Home monitoring catches both patterns. If your office readings come back in the 130 to 159 range, confirming those numbers with a home monitor over a week or two gives a much clearer picture of where you actually stand. For masked hypertension, home monitoring is often the only way to spot the problem. People with normal office readings but risk factors like a family history of heart disease, obesity, or high stress are the ones most likely to have readings that climb once they leave the clinic.

What Pushes Blood Pressure Up

Sodium is the most direct dietary lever. Your body retains water to dilute excess sodium, which increases blood volume and pushes pressure higher. Most adults consume well above the amount their cardiovascular system handles comfortably. Potassium works in the opposite direction, helping your kidneys flush sodium and relaxing blood vessel walls. Fruits, vegetables, and beans are the most practical sources.
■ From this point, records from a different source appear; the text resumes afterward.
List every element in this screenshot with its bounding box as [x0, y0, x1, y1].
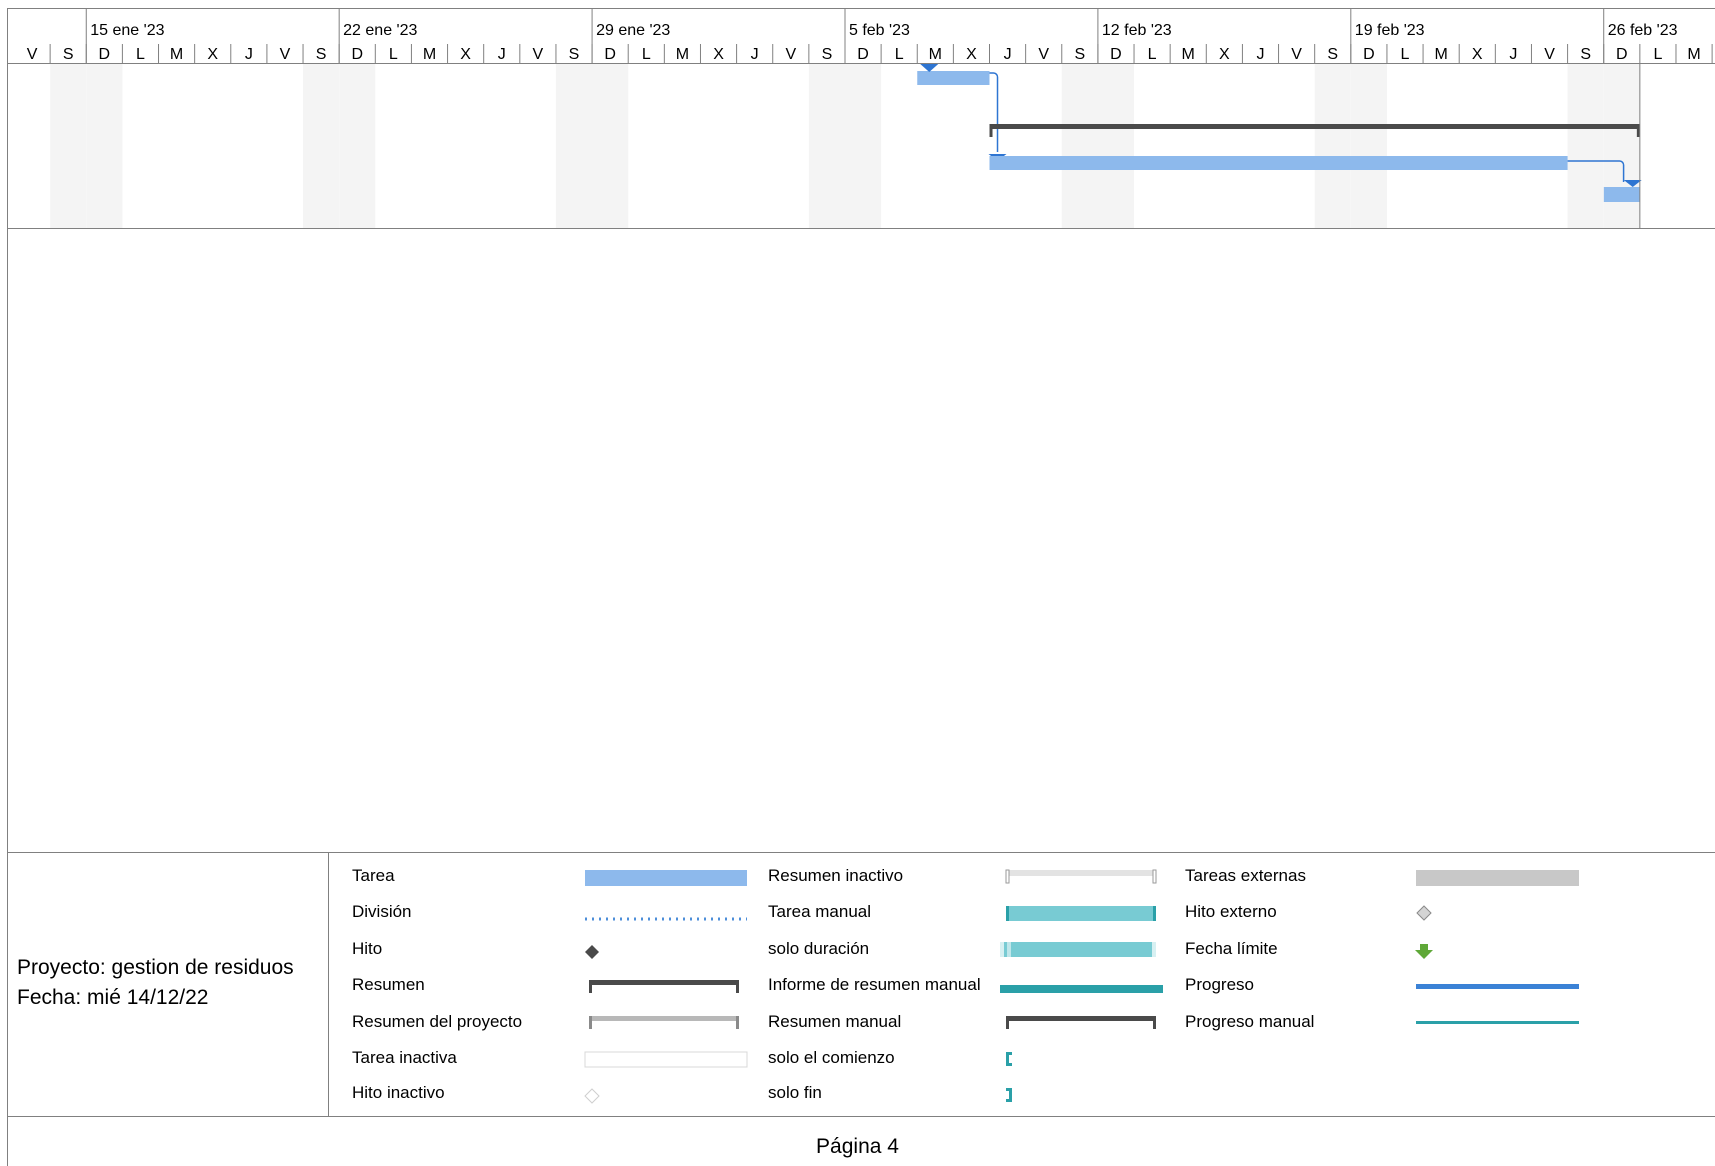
legend-inactive-task-bar: [584, 1051, 748, 1068]
legend-deadline-arrow: [1415, 944, 1433, 959]
legend-symbols: [584, 869, 1579, 1104]
page-number: Página 4: [816, 1135, 899, 1158]
legend-start-only-bracket: [1006, 1052, 1012, 1066]
legend-manual-summary-rollup-bar: [1000, 985, 1163, 993]
legend-manual-progress-line: [1416, 1021, 1579, 1024]
legend-finish-only-bracket: [1006, 1088, 1012, 1102]
legend-summary-bar: [589, 980, 739, 993]
legend-inactive-milestone: [584, 1088, 600, 1104]
legend-external-task-bar: [1416, 870, 1579, 886]
legend-manual-task-bar: [1006, 906, 1156, 921]
legend-milestone-diamond: [585, 945, 599, 959]
legend-manual-summary-bar: [1006, 1016, 1156, 1029]
legend-task-bar: [585, 870, 747, 886]
legend-project-summary-bar: [589, 1016, 739, 1029]
legend-duration-only-bar: [1000, 942, 1156, 957]
legend-progress-line: [1416, 984, 1579, 989]
legend-inactive-summary-bar: [1005, 869, 1157, 884]
legend-external-milestone: [1416, 905, 1432, 921]
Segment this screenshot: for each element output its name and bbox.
Physical inactivity, excess body weight, chronic stress, heavy alcohol use, and smoking all independently raise blood pressure. The effect is cumulative: someone carrying extra weight who also eats a high-sodium diet and doesn’t exercise is stacking multiple drivers on top of each other. The good news is that each one you address brings your numbers down incrementally. Losing even 5 to 10 pounds, cutting sodium, or adding regular brisk walking can each lower systolic pressure by several points, and those changes add up.

Genetics play a role too. Some people do everything right and still run high. That’s not a failure of willpower; it’s biology, and it’s one of the reasons medication exists.